There is a one-to-one correspondence between $\gamma$ and $C$.  By taking first order conditions, first-order conditions, the dual Lagrangian problem can be formulated as

$$
L_D(\gamma) = \max_{\alpha} \sum_j \alpha_j - \frac{1}{2} \sum_{j, j'} \alpha_j \alpha_{j'} y_j y_{j'} X_{j \cdot} \cdot X_{j' \cdot} \,. \\
\mbox{subject to } \left\{ \begin{array} {cl} 
0 = \sum_j \alpha_j y_j \\
0 \le \alpha_j \le \gamma & \mbox{for } j = 1,\ldots,N
\end{array}\right.
$$

This is now a reasonably straightforward quadratic programming problem.  It is solved via [Sequential Minimization Optimization](https://en.wikipedia.org/wiki/Sequential_minimal_optimization).  Once we have solved this problem for $\alpha$, we can easily work out the coefficients from

$$ \beta = \sum_j \alpha_j y_j X_{j \cdot} $$

**Key takeaways**:
1. Critically, only points inside the margin or on the wrong side of the margin ($j$ for which $\xi_j > 0$) affect the SVM (see the picture).  This is intuitively clear from the picture.  In the dual form, this is because $\alpha_j$ is the Lagrangian constraint corresponding to $y_j (X_{j\cdot} \cdot \beta + \beta_0) \ge (1-\xi_j)$ and Complementary Slackness shows tells us that $\alpha_j > 0$ is non-zero only when the constraint is binding ($y_j (X_{j\cdot} \cdot \beta + \beta_0) = (1-\xi_j)$), i.e. we're in the boundary region.  This is meaning the **Support Vector** in "SVM": only the vectors in the boundary-the **Support Vectors**-contribute to the solution.
1. $C$ or $\gamma$ give a trade-off between the amount of forgiveness and the size of the margin or boundary region.  Hence, it controls how many points affect the SVM (based on the distance from the boundary).

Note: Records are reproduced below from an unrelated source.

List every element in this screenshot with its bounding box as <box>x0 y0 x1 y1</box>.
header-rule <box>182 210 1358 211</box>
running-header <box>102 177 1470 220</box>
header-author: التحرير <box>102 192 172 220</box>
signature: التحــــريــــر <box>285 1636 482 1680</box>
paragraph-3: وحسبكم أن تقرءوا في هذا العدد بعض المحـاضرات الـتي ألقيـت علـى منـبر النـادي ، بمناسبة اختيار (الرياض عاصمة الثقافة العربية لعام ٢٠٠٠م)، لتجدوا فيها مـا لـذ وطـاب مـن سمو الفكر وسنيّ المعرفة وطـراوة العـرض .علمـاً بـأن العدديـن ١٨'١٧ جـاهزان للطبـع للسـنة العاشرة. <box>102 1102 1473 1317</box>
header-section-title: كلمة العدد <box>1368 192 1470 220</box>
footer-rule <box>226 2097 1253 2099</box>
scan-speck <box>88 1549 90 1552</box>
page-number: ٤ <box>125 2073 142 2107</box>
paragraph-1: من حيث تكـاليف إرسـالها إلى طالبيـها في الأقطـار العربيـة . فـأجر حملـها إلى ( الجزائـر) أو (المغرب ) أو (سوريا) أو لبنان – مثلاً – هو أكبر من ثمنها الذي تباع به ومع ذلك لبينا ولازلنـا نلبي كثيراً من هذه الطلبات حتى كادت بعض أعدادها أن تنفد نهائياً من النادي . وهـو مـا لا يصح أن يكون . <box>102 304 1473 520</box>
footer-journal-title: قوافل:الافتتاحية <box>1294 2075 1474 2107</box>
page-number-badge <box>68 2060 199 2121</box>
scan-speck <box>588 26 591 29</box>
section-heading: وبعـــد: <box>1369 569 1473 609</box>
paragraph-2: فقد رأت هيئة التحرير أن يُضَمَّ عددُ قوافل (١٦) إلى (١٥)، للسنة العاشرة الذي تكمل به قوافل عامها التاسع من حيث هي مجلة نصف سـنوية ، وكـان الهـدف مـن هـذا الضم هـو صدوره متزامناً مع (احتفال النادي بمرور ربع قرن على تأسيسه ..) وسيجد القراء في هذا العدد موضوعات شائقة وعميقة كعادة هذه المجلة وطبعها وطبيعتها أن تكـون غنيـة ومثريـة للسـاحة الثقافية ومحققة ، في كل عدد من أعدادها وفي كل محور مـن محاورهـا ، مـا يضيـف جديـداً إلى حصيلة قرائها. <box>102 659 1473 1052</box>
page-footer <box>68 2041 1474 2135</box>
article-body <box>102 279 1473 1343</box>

Below, we plot out a simple two-class linear SVM on some synthetic data


## Non-linear SVM

What if we don't believe that our data can be cleanly split by a linear hyperplane?  The common way to incorporate non-linear features is to have a non-linear function $h(X_{j\cdot})$ (possibly to a higher-dimensional feature space with dimension $p'$ where $p' \ge p$) and to train on that space.  One intuition is that there's a higher-dimensional space in which the data is has a linear separation and $h$ gives a non-linear mapping into that space.

### Kernel Trick

The **Kernel Trick** in SVM tells us that rather than directly computing the (potentially very large) vectors $h(X_{j \cdot})$, we can just modify the Kernel.  If we use the transformed data $h(X_{j \cdot})$, the dual Lagrangian would be

$$ \max_{\alpha} \sum_j \alpha_j - \frac{1}{2} \sum_j \sum_{j'} \alpha_j \alpha_{j'} y_j y_{j'} h(X_{j \cdot}) \cdot h(X_{j' \cdot}) $$

We can rewrite

$$h(X_{j \cdot}) \cdot h(X_{j' \cdot})  = K(X_{j \cdot}, X_{j' \cdot})$$ 

for some non-linear Kernel $K$.  Our problem then becomes,

$$ \max_{\alpha} \sum_j \alpha_j - \frac{1}{2} \sum_j \sum_{j'} \alpha_j \alpha_{j'} y_j y_{j'} K(X_{j \cdot}, X_{j' \cdot}) $$

There's a one-to-one correspondence between Kernel functions and functions $h$ (although $h$'s range may be infinite dimensional).  Some common Kernels include

<table>
<tr>
<th>Kernel</th>
<th>$K(x,x')$</th>
<th>Scikit `kernel` parameter</th>
</tr>

<tr>
<td>Linear Kernel</td>
<td>$x \cdot x'$</td>
<td>`kernel='linear'`</td>
</tr>

<tr>
<td>$d$-th Degree Polynomial</td>
<td>$(r + c x \cdot x')^d$</td>
<td>`kernel='poly'`</td>
</tr>

<tr>
<td>Radial Kernel</td>
<td>$ \exp(- c \|x - x' \|^2) $</td>
<td>`kernel='rbf'`</td>
</tr>

<tr>
<td>Neural Network Kernel</td>
<td>$\tanh(c x \cdot x' + r)$</td>
<td>`kernel='sigmoid'`</td>
</tr>
</table>

The benefit of using a Kernel is that we don't have to compute a very high-dimensional (possibly infinite-dimensional) $h$.  All that complexity is just wrapped into the kernel $K$.